Сегодня кажется, что «исповедальная проза» нового поколения писателей, наделавшая много шума в конце пятидесятых, числит в своих прямых литературных предшественниках книги Олеши. Что именно они стали и катализатором поздней прозы В.Катаева — «Травы забвенья» и «Святого колодца» с их так и не привившимся «мовизмом».
Вся литературная жизнь Олеши уместилась в том промежутке отечественной истории, когда о свободном писательстве не могло быть и речи. Тем не менее осторожный и испуганный писатель Олеша всю жизнь делал именно то, что было под строжайшим запретом: описывал страшные сны, предавался непозволительным воспоминаниям, обнажал душу в исповеди… В беспорядочных листках и старых тетрадках таилась крамола…
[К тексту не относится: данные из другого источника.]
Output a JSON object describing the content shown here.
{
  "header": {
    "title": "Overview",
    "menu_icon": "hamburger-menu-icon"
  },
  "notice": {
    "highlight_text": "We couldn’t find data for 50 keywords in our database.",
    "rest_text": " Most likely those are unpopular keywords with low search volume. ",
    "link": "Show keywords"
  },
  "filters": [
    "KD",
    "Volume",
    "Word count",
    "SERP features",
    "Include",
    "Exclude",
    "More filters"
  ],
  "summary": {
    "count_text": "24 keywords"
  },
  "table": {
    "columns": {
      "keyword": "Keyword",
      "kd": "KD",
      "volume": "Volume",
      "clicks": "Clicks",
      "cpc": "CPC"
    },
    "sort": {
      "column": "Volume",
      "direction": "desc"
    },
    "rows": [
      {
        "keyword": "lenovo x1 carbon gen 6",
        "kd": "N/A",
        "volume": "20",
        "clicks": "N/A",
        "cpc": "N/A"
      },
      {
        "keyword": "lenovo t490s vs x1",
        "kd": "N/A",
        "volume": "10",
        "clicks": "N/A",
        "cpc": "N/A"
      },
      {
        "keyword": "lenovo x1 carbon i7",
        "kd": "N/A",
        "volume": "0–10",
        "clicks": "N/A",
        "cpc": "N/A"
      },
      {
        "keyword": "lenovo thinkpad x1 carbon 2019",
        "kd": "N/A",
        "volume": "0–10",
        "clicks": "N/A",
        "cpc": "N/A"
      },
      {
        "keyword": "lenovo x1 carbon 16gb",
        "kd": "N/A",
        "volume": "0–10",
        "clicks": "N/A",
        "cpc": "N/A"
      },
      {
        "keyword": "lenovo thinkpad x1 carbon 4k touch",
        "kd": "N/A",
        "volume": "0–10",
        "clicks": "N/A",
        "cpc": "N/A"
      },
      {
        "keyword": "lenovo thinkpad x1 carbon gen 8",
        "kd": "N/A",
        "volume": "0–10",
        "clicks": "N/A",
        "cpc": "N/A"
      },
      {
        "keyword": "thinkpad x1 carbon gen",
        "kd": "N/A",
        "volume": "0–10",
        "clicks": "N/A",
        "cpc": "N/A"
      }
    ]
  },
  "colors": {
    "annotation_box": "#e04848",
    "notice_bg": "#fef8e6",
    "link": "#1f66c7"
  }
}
Когда в начале шестидесятых Виктор Шкловский готовил вместе с вдовой писателя О.Г.Суок-Олешей (им помогал литературовед Михаил Громов) ту, первую книгу дневниковых записей, отбор его был целенаправлен и детерминирован обстоятельствами.
Наивным было бы полагать, что все дневники могли тогда увидеть свет. А те, что были допущены до читателя, были отредактированы до гладкости.
Примеров бесчисленное множество. Скажем, восхищенный отзыв Олеши о поэтическом даре Нарбута публиковался не раз. Но цензура сняла из записи иронический комментарий Олеши о «коммунистичности» Нарбута — и, одновременно, — о святых волхвах, но стихотворение посвящено именно им.
Либо — печатается запись о заметке в «Известиях», в которой речь идет об уникальном мастере, расписывающем арфы золотой краской, и электронной «запоминающей» трубке. «Подумать только, в каком мире мы живем!» — восклицает Олеша, — и фраза эта в печатном контексте звучит восторженно. Между тем восклицание это относится к строчкам, изъятым при публикации: Олеша потрясен введением смертной казни в стране.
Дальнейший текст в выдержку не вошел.